In his contribution to the ‘BBVA Sustainable Finance Forum’, held this morning in Madrid,


Ignacio Galán emphasised that the environment offers an opportunity for creating wealth, jobs and wellbeing

  • The Chairman of Iberdrola also highlighted the importance of the electricity sector in the transition to a low-carbon economy, a process in which all the stakeholders, both public and private, must play their part
  • Galán noted that there is a need for a stable, predictable regulatory framework under which companies can make the investments required for the decarbonisation and electrification of the economy.

The Chairman of Iberdrola, Ignacio Galán, took part this morning in the panel discussion Why are companies including climate change in their strategies? that formed part of the BBVA Sustainable Finance Forum, organised by the bank at its Madrid headquarters and opened by the Vice-President of the Government, Soraya Sáenz de Santamaría, and the Chairman of BBVA, Francisco González.

In his contribution, Galán said that a commitment to a sustainable future is compatible with company value creation and that, in addition to being a moral imperative, it is also an opportunity for growth and the creation of wealth, jobs and prosperity.

Iberdrola is a good example of this: in 2001 it decided to make a pioneering commitment to clean energies, smart grids and storage, areas in which it has since invested 95 billion Euros.

After implementing this strategy, the company has gone from occupying 20th place in the world ranking of power companies by market capitalisation to become the fourth worldwide and the first in Europe that is completely private. It has also multiplied its asset base by six and tripled its net profits, which has allowed it to gradually increase its dividends, in line with its results.

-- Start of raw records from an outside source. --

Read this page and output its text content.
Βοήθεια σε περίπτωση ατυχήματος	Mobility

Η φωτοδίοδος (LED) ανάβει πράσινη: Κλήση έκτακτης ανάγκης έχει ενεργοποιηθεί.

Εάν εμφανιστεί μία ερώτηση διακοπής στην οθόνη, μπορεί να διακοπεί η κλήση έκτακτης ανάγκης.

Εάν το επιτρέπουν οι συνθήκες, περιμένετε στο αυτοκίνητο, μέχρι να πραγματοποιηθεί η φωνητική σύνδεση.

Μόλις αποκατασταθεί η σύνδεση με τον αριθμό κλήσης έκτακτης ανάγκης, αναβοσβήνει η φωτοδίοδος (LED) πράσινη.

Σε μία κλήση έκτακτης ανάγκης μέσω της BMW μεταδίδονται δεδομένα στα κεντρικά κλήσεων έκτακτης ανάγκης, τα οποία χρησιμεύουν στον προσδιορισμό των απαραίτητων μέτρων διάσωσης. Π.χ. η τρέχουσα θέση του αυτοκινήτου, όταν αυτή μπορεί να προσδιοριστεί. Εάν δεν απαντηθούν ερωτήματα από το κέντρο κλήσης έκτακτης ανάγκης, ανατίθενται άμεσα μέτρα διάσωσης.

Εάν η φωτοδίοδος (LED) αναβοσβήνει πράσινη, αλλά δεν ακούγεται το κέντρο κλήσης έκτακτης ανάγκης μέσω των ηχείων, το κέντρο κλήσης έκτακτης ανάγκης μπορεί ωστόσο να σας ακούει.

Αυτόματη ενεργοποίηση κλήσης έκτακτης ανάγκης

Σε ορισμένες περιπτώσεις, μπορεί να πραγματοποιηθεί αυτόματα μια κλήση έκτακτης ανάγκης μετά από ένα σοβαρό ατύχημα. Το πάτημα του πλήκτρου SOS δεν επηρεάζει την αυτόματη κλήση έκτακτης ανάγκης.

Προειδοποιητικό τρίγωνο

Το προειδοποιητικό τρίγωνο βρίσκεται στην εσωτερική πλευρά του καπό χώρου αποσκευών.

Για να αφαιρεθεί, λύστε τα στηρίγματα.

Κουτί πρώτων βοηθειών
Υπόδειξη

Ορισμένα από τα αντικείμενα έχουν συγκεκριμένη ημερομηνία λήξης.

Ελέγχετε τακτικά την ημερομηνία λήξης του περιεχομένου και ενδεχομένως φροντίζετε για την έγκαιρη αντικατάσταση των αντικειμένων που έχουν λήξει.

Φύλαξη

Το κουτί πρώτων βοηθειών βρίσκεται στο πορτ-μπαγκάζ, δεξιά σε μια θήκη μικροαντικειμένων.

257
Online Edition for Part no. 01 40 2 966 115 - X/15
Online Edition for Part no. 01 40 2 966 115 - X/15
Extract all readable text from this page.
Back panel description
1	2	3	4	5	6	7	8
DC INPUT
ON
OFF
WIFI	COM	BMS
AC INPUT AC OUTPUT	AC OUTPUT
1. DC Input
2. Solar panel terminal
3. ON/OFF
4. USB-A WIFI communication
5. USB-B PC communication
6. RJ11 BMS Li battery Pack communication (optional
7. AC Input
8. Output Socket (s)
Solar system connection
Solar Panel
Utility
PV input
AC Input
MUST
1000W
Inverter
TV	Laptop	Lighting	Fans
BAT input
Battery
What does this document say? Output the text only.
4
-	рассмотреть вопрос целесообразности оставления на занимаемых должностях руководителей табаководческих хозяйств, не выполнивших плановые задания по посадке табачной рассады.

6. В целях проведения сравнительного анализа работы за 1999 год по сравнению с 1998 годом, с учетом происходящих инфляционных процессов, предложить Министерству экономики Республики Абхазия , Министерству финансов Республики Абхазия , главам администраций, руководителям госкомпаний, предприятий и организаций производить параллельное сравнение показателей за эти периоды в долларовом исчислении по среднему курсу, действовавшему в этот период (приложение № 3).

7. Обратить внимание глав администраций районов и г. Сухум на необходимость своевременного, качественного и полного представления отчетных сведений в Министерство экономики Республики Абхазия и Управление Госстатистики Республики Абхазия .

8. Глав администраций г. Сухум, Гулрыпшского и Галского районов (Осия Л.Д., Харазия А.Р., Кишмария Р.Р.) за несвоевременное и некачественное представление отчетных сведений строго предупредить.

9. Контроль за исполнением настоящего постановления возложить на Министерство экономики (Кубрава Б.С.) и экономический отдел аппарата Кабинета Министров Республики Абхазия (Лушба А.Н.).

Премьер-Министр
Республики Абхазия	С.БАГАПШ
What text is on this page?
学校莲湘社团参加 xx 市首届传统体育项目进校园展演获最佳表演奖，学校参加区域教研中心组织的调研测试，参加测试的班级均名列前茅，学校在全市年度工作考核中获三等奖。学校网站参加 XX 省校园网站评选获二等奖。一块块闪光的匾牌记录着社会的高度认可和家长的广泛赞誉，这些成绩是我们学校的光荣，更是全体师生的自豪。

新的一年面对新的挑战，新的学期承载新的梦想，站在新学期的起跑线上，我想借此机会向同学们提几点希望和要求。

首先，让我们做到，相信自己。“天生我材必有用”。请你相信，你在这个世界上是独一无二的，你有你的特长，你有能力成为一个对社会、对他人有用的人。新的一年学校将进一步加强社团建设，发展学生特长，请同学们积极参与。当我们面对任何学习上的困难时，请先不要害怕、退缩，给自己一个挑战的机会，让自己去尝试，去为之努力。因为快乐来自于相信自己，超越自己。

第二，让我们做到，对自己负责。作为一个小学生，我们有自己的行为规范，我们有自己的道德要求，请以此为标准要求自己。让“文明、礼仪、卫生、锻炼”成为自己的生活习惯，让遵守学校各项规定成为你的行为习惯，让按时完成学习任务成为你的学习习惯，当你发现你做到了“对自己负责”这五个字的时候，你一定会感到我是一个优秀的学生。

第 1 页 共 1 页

Ignacio Galán also noted that the leap to an efficient, low carbon economy must involve all the stakeholders - from producers to domestic and industrial consumers - both public and private.

During this transition, the role of the electricity sector will be key, as the Chairman of Iberdrola explained: “The International Energy Agency predicts a growth in world electricity demand of 60% by 2040 and an investment of 20 trillions of dollars. We are in the right sector. In a recent report, the European Commission and the Spanish Expert Commission on energy transition posited the increasing importance of electricity, and a greater contribution from renewables in meeting the environmental goals.”


A stable, predictable regulatory framework

Galán emphasised the need for a stable, predictable regulatory framework under which companies will be able to make the investments required for the decarbonisation and electrification of the economy. In this regard, he asserted that mobilising this huge investment will require collective, coordinated action by governments, the private sector and society as a whole.

In addition, he stated that the financial sector must play an important part in the transition to a low carbon economy, both because of its role in mobilising capital for sustainable investments and because of the increasing demand for information on the actions taken by companies to tackle climate change, which means that the criterion of sustainability must be included among business opportunities.

According to Ignacio Galán, “Those companies that best manage the risks and opportunities arising from climate change, but also those providing more information in a more transparent manner will be the ones preferred by investors, leading to the mobilisation of capital for sustainable investments.”

Iberdrola was the first Spanish company to issue a green bond, in April 2014. Since then, the group has performed 10 transactions of this kind, becoming the world’s leading corporate issuer of green bonds in both 2016 and 2017. It currently has around 7.4 billion Euros in green financing, including a 600 million dollar bond issued by its US subsidiary AVANGRID in 2017.

Iberdrola was also the first Spanish company to launch a hybrid green bond and last year it became a pioneer in the banking market by being the first Spanish company to underwrite a green loan, namely with BBVA and for the sum of 500 million Euros.

It also attained this position in Latin America, when, on 20th April, Iberdrola Mexico underwrote the region’s first corporate green loan, for 400 million dollars.

In addition, at the beginning of the year, Iberdrola signed the largest credit deal in the world under sustainability criteria, for 5.3 billion Euros, with a reference interest rate differential linked to the reduction of the group's emissions intensity.

The company also recently defined its Framework for Green Financing for the process of issuance, monitoring and external assurance, to guarantee investors the transparency and integrity of the criteria used.

This financing strategy fits into the inclusion by Iberdrola of the United Nations 2030 Agenda and Sustainable Development Goals (GDS) in all the company’s actions. The company is focusing its efforts on goals 7 and 13 (Affordable and Clean Energy, and Climate Action) but also strives, both directly and indirectly, to support compliance with all the other goals.